Companies benefit when employees speak up. When employees feel comfortable candidly voicing their opinions, suggestions, or concerns, organizations become better at handling threats as well as opportunities.
But employees often remain silent with their opinions, concerns or ideas. There are generally two viewpoints on why: One is the personality perspective, which suggests that these employees inherently lack the disposition to stand up and speak out about critical issues, that they might be too introverted or shy to effectively articulate their views to the team. This perspective gives rise to solutions such as hiring employees who have proactive dispositions and are more inclined to speak truth to power.
By contrast, the situational perspective argues that employees fail to speak up because they feel their work environment is not conducive for it. They might fear suffering significant social costs by challenging their bosses. This perspective leads to solutions focused on how managers can create the right social norms that encourage employees to voice concerns without fear of sanctions.
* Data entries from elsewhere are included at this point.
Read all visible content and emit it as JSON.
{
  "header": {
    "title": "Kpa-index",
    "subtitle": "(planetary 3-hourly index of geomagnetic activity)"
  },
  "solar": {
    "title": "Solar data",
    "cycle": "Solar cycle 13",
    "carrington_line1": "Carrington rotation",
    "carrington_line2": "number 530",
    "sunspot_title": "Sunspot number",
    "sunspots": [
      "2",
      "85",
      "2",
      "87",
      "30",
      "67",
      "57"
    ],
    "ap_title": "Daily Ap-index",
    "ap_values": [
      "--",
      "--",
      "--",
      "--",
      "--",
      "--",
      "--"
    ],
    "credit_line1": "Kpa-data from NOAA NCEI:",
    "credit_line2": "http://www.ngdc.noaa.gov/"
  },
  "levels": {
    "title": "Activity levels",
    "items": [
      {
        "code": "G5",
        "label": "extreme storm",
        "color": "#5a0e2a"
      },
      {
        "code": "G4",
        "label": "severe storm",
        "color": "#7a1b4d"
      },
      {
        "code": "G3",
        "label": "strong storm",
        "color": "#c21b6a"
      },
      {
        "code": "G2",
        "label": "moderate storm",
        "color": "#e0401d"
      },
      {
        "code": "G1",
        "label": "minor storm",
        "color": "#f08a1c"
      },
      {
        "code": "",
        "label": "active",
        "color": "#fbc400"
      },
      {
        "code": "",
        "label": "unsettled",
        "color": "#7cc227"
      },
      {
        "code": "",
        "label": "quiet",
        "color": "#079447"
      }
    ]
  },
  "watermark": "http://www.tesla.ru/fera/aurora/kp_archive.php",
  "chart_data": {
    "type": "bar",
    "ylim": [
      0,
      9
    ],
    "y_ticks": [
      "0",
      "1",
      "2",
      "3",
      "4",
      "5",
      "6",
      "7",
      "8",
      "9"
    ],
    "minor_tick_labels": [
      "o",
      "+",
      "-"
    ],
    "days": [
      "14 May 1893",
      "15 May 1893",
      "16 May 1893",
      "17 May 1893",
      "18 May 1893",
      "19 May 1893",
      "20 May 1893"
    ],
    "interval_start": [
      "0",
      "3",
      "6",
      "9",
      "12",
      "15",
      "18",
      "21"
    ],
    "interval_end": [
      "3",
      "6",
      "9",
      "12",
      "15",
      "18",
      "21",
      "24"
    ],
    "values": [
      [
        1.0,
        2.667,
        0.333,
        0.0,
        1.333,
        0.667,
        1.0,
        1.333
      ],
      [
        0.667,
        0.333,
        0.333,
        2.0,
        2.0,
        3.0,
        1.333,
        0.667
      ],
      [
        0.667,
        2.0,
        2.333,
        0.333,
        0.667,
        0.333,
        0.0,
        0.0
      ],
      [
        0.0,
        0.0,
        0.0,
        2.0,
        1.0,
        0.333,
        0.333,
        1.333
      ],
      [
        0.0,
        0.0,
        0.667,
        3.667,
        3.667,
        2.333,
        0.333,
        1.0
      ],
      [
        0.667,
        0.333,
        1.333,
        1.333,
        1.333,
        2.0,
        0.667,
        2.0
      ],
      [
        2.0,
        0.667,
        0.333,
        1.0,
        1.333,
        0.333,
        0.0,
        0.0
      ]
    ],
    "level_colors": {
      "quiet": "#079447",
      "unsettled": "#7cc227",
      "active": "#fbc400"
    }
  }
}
These two perspectives aren’t mutually exclusive, but we wanted to test which one matters more: If personality is the primary predictor of speaking up, situational factors shouldn’t matter as much. This means that employees who are inherently disposed to speak up will be the ones who more frequently do so. By contrast, if the situation or environment is the primary driver of speaking up, then employee personality should be less important – employees would speak up, irrespective of their underlying dispositions, when the work environment encourages speaking up, and they would stay silent when the environment doesn’t.